Here are the most common key functions you will likely need:
c Create a new tar archive (tarfile) (e.g. tar cf mytarfile.tar dir1 dir2 dir3 to create mytarfile.tar containing the 3 directories and all their sub-directories).
r Refresh appends the named files at the end of the archive (tar rf mytarfile.tar dir4).
t Test will list the names of the specified files each time they occur in the archive. If no file argument is given, list all of the names in the archive (tar tf mytarfile.tar).
u Update; put the named files at the end of the archive if they are not currently in the archive, or if the file is more recent than the file in the archive (tar uf mytarfile.tar dir2).
x eXtract the named files from the archive. If a named file matches a directory whose contents had been written into the archive, this directory is (recursively) extracted.
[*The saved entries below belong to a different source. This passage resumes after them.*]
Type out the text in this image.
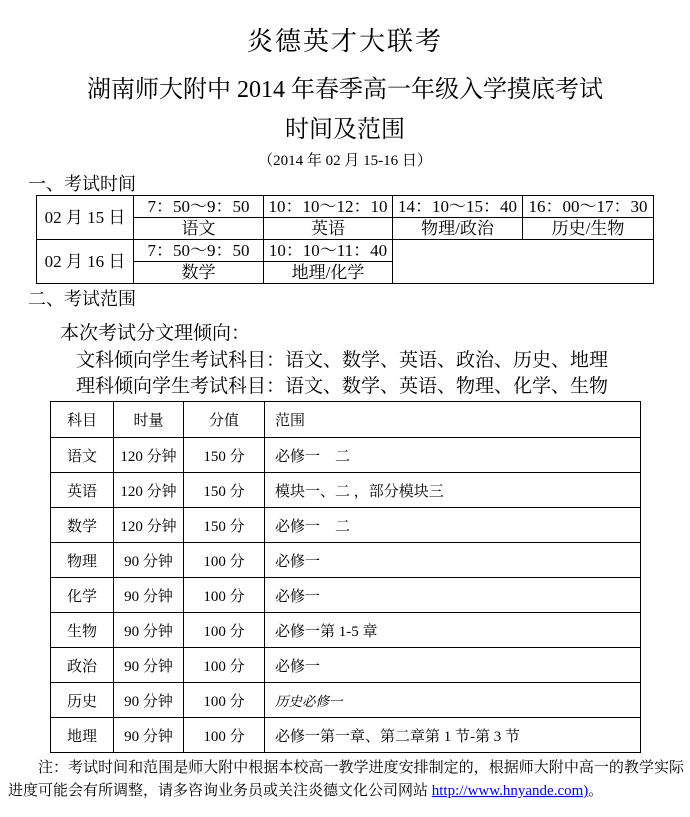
炎德英才大联考
湖南师大附中 2014 年春季高一年级入学摸底考试
时间及范围
（2014 年 02 月 15-16 日）
一、考试时间
02 月 15 日	7：50～9：50	10：10～12：10	14：10～15：40	16：00～17：30
	语文	英语	物理/政治	历史/生物
02 月 16 日	7：50～9：50	10：10～11：40		
	数学	地理/化学		
二、考试范围
本次考试分文理倾向：
文科倾向学生考试科目：语文、数学、英语、政治、历史、地理
理科倾向学生考试科目：语文、数学、英语、物理、化学、生物
科目	时量	分值	范围
语文	120 分钟	150 分	必修一　二
英语	120 分钟	150 分	模块一、二 ，部分模块三
数学	120 分钟	150 分	必修一　二
物理	90 分钟	100 分	必修一
化学	90 分钟	100 分	必修一
生物	90 分钟	100 分	必修一第 1-5 章
政治	90 分钟	100 分	必修一
历史	90 分钟	100 分	历史必修一
地理	90 分钟	100 分	必修一第一章、第二章第 1 节-第 3 节
注：考试时间和范围是师大附中根据本校高一教学进度安排制定的，根据师大附中高一的教学实际进度可能会有所调整，请多咨询业务员或关注炎德文化公司网站 http://www.hnyande.com)。
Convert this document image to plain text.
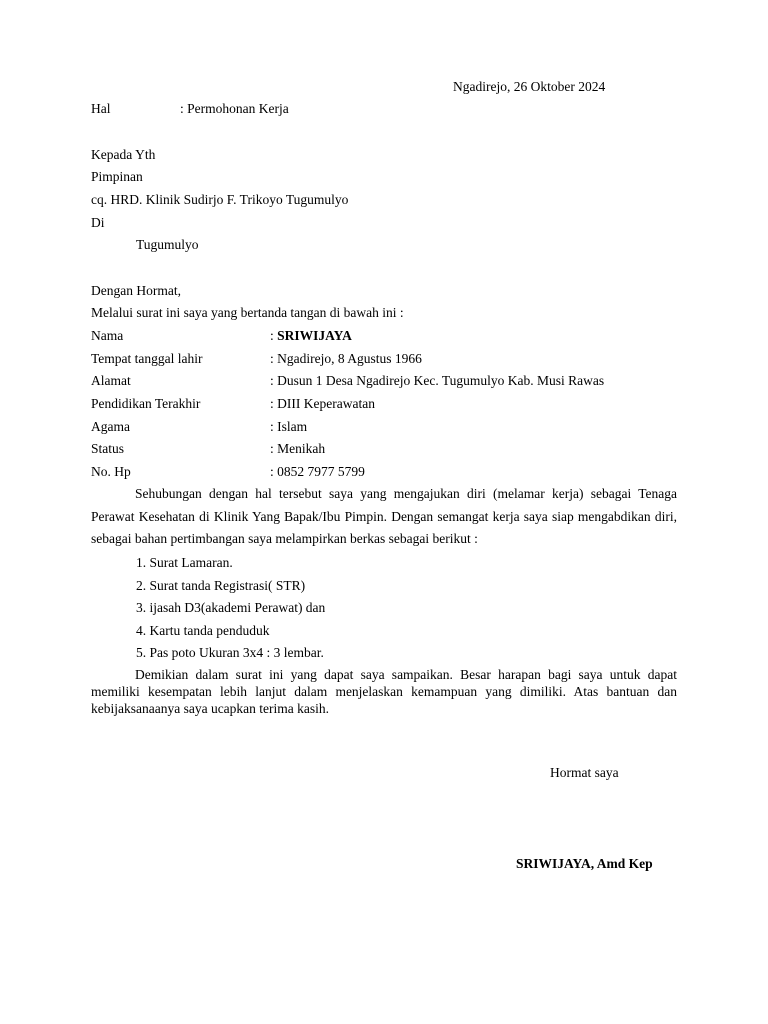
Ngadirejo, 26 Oktober 2024
Hal	: Permohonan Kerja
Kepada Yth
Pimpinan
cq. HRD. Klinik Sudirjo F. Trikoyo Tugumulyo
Di
Tugumulyo
Dengan Hormat,
Melalui surat ini saya yang bertanda tangan di bawah ini :
Nama	: SRIWIJAYA
Tempat tanggal lahir	: Ngadirejo, 8 Agustus 1966
Alamat	: Dusun 1 Desa Ngadirejo Kec. Tugumulyo Kab. Musi Rawas
Pendidikan Terakhir	: DIII Keperawatan
Agama	: Islam
Status	: Menikah
No. Hp	: 0852 7977 5799
Sehubungan dengan hal tersebut saya yang mengajukan diri (melamar kerja) sebagai Tenaga Perawat Kesehatan di Klinik Yang Bapak/Ibu Pimpin. Dengan semangat kerja saya siap mengabdikan diri, sebagai bahan pertimbangan saya melampirkan berkas sebagai berikut :
1. Surat Lamaran.
2. Surat tanda Registrasi( STR)
3. ijasah D3(akademi Perawat) dan
4. Kartu tanda penduduk
5. Pas poto Ukuran 3x4 : 3 lembar.
Demikian dalam surat ini yang dapat saya sampaikan. Besar harapan bagi saya untuk dapat memiliki kesempatan lebih lanjut dalam menjelaskan kemampuan yang dimiliki. Atas bantuan dan kebijaksanaanya saya ucapkan terima kasih.
Hormat saya
SRIWIJAYA, Amd Kep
If no file argument is given, the entire content of the archive is extracted (tar xf mytarfile.tar) into the current directory.
Some function modifiers for the key:
f tar uses the next argument as the name of the archive instead of using /dev/tape. Since we have no tape drives, always use this to specify your tar filename, as the last item in the key.
j Use bzip2/bunzip for (un)compression; cannot be used with z, obviously.
z Use gzip/gunzip to (un)compress the tar file; conflicts with j.